Wenn man sich aber tatsächlich einmal die Mühe macht, sich die Geschichten dieser Menschen anzuhören, die zu uns gekommen sind, wenn man dann auch noch die Anhörungsprotokolle dieser Menschen liest, dann bekommt man sehr schnell ein völlig anderes Bild von ihnen als die Klischees, die so oft in unserem Land verbreitet werden. Dann wird deutlich, dass so gut wie gar keiner der Flüchtlinge und Asylbewerber, die hier in unserer Gemeinde sind, aus wirtschaftlichen Gründen seine Heimat verlassen hat. Stattdessen geht es in den Erzählungen, in den Berichten beim Bundesamt immer wieder in der einen oder anderen Form um ein entscheidendes Thema: um Schuld.

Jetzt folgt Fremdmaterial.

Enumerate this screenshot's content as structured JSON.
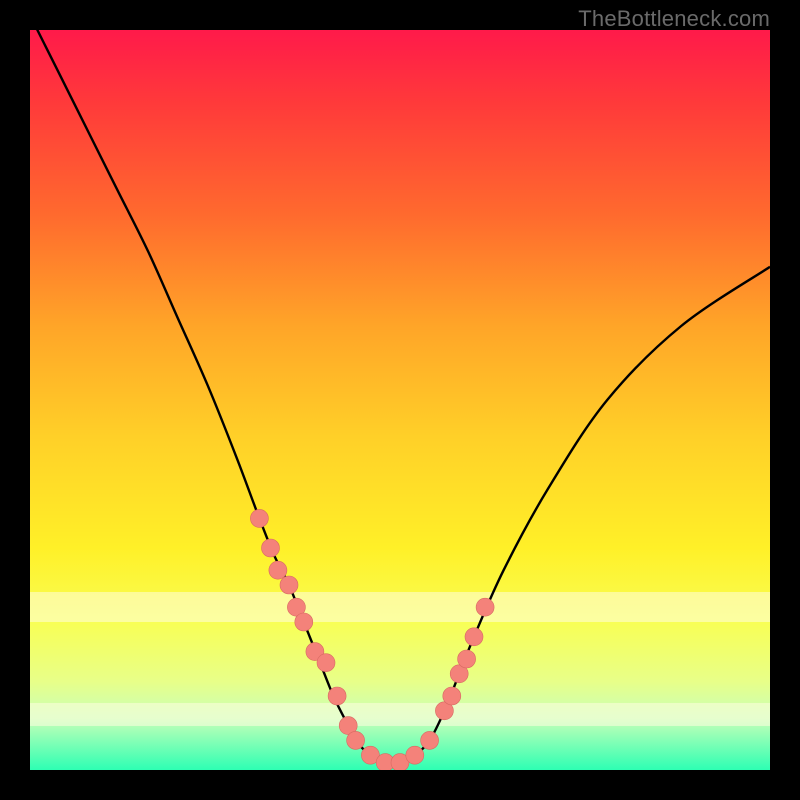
{
  "attribution": "TheBottleneck.com",
  "colors": {
    "frame": "#000000",
    "curve": "#000000",
    "marker_fill": "#f4827a",
    "marker_stroke": "#d86a62",
    "gradient_top": "#ff1a4a",
    "gradient_bottom": "#2dffb3",
    "cream_band": "#fffde0"
  },
  "chart_data": {
    "type": "line",
    "title": "",
    "xlabel": "",
    "ylabel": "",
    "xlim": [
      0,
      100
    ],
    "ylim": [
      0,
      100
    ],
    "grid": false,
    "legend": false,
    "series": [
      {
        "name": "bottleneck-curve",
        "x": [
          0,
          2,
          5,
          8,
          12,
          16,
          20,
          24,
          28,
          31,
          33,
          35,
          37,
          39,
          41,
          43,
          44,
          46,
          48,
          50,
          52,
          54,
          56,
          58,
          60,
          64,
          70,
          78,
          88,
          100
        ],
        "y": [
          102,
          98,
          92,
          86,
          78,
          70,
          61,
          52,
          42,
          34,
          29,
          25,
          20,
          15,
          10,
          6,
          4,
          2,
          1,
          1,
          2,
          4,
          8,
          13,
          18,
          27,
          38,
          50,
          60,
          68
        ]
      }
    ],
    "markers": {
      "left_cluster": {
        "x": [
          31,
          32.5,
          33.5,
          35,
          36,
          37,
          38.5,
          40,
          41.5,
          43
        ],
        "y": [
          34,
          30,
          27,
          25,
          22,
          20,
          16,
          14.5,
          10,
          6
        ]
      },
      "valley": {
        "x": [
          44,
          46,
          48,
          50,
          52,
          54
        ],
        "y": [
          4,
          2,
          1,
          1,
          2,
          4
        ]
      },
      "right_cluster": {
        "x": [
          56,
          57,
          58,
          59,
          60,
          61.5
        ],
        "y": [
          8,
          10,
          13,
          15,
          18,
          22
        ]
      }
    },
    "bands": [
      {
        "name": "cream-upper",
        "y_from": 20,
        "y_to": 24
      },
      {
        "name": "cream-lower",
        "y_from": 6,
        "y_to": 9
      }
    ]
  }
}
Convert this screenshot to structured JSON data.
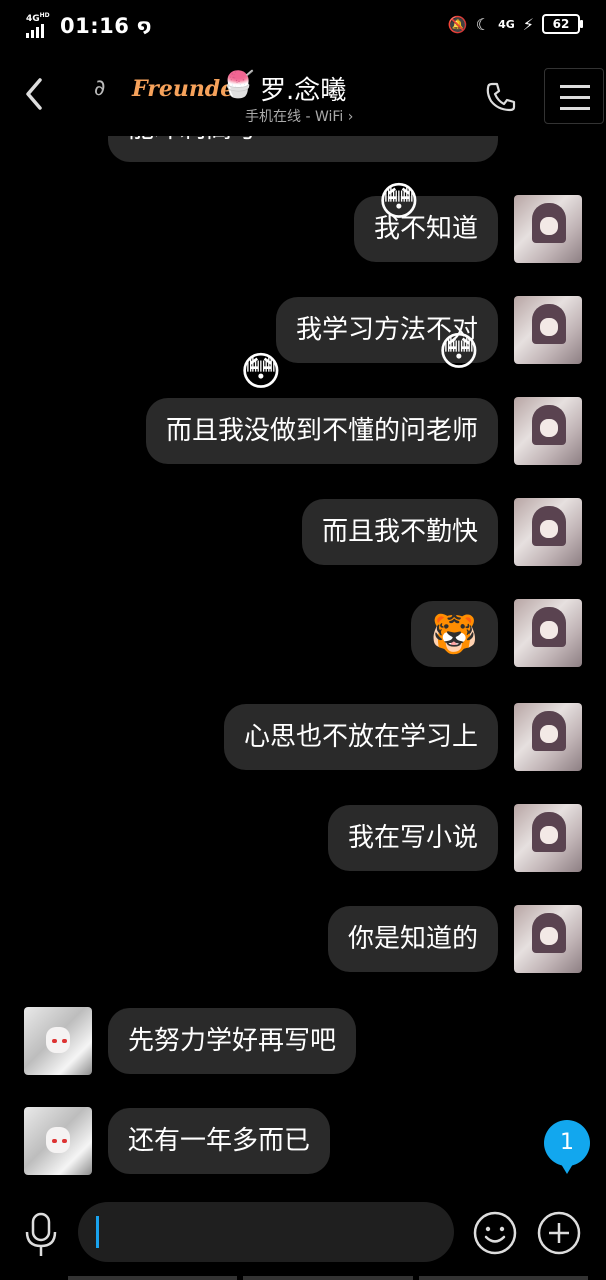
{
  "status_bar": {
    "network_left": "4G",
    "network_left_sup": "HD",
    "time": "01:16",
    "network_right": "4G",
    "battery": "62"
  },
  "header": {
    "freunde_badge": "Freunde",
    "title": "罗.念曦",
    "subtitle": "手机在线 - WiFi ›"
  },
  "messages": [
    {
      "side": "me",
      "text": "能冲刺高考"
    },
    {
      "side": "me",
      "text": "我不知道"
    },
    {
      "side": "me",
      "text": "我学习方法不对"
    },
    {
      "side": "me",
      "text": "而且我没做到不懂的问老师"
    },
    {
      "side": "me",
      "text": "而且我不勤快"
    },
    {
      "side": "me",
      "text": "🐯"
    },
    {
      "side": "me",
      "text": "心思也不放在学习上"
    },
    {
      "side": "me",
      "text": "我在写小说"
    },
    {
      "side": "me",
      "text": "你是知道的"
    },
    {
      "side": "other",
      "text": "先努力学好再写吧"
    },
    {
      "side": "other",
      "text": "还有一年多而已"
    }
  ],
  "floating_emojis": [
    "😳",
    "😳",
    "😳"
  ],
  "unread_count": "1",
  "colors": {
    "background": "#000000",
    "bubble": "#2a2a2a",
    "accent": "#12a7ee",
    "freunde": "#f6a25b"
  },
  "icons": {
    "back": "chevron-left-icon",
    "ear": "ear-icon",
    "call": "phone-icon",
    "menu": "menu-icon",
    "mic": "microphone-icon",
    "emoji": "smiley-icon",
    "plus": "plus-icon"
  }
}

Da gibt es den einen oder anderen, der früher auf der anderen Seite stand, der mitgemacht hatte bei der Unterdrückung der eigenen Bevölkerung, der dabei vielleicht auch schwere Schuld auf sich geladen hatte – bis er diese Schuld selber nicht mehr ertragen konnte, nicht länger mitmachen konnte und keine andere Möglichkeit mehr sah, als nur aus diesem Land zu fliehen. Da gibt es manche, die davon berichten können, wie sie mit ihrem Fehlverhalten in ihrer Heimat schweres Leid über ihre Familie gebracht hatten, sie mitunter durch dieses Fehlverhalten gar dazu gezwungen hatten, mit ihnen gemeinsam aus dem Land zu fliehen. Da gibt es manche, die davon berichten können, wie sie durch ihre Hinwendung zum christlichen Glauben ihre Familie in große Schwierigkeiten gebracht haben, wie sie hin- und hergerissen sind zwischen der erkannten Wahrheit des Evangeliums und der Verantwortung für die Familie. Und da gibt es eben noch viel, viel mehr, die davon berichten können, wie ihnen in ihrer Heimat bitteres Leid und Unrecht zugefügt wurde, wie Verwandte ermordet wurden, wie sie an ihrem Leben bedroht wurden, wie sie nicht länger studieren durften, ihren Arbeitsplatz verloren haben, weil sie Christen geworden waren, wie sie alles aufgeben mussten, was sie hatten, Besitz und Familie – nur weil das Regime, unter dem sie lebten, eine Konversion zum christlichen Glauben mit der Todesstrafe bedroht. Ja, da gibt es dann so manchen, der eben auch davon berichten kann, was es heißt, im Iran in eine Verhörzelle gebracht zu werden, was es heißt, in Afghanistan vor der eigenen Verwandtschaft fliehen zu müssen. Ja, immer wieder geht es um Schuld – um eigene Schuld und sehr viel öfter noch um Schuld, die man erlitten hat und mit der umzugehen für die Betroffenen immer wieder so schwierig ist, erst recht, wenn die eigene Familie da mit drinhängt.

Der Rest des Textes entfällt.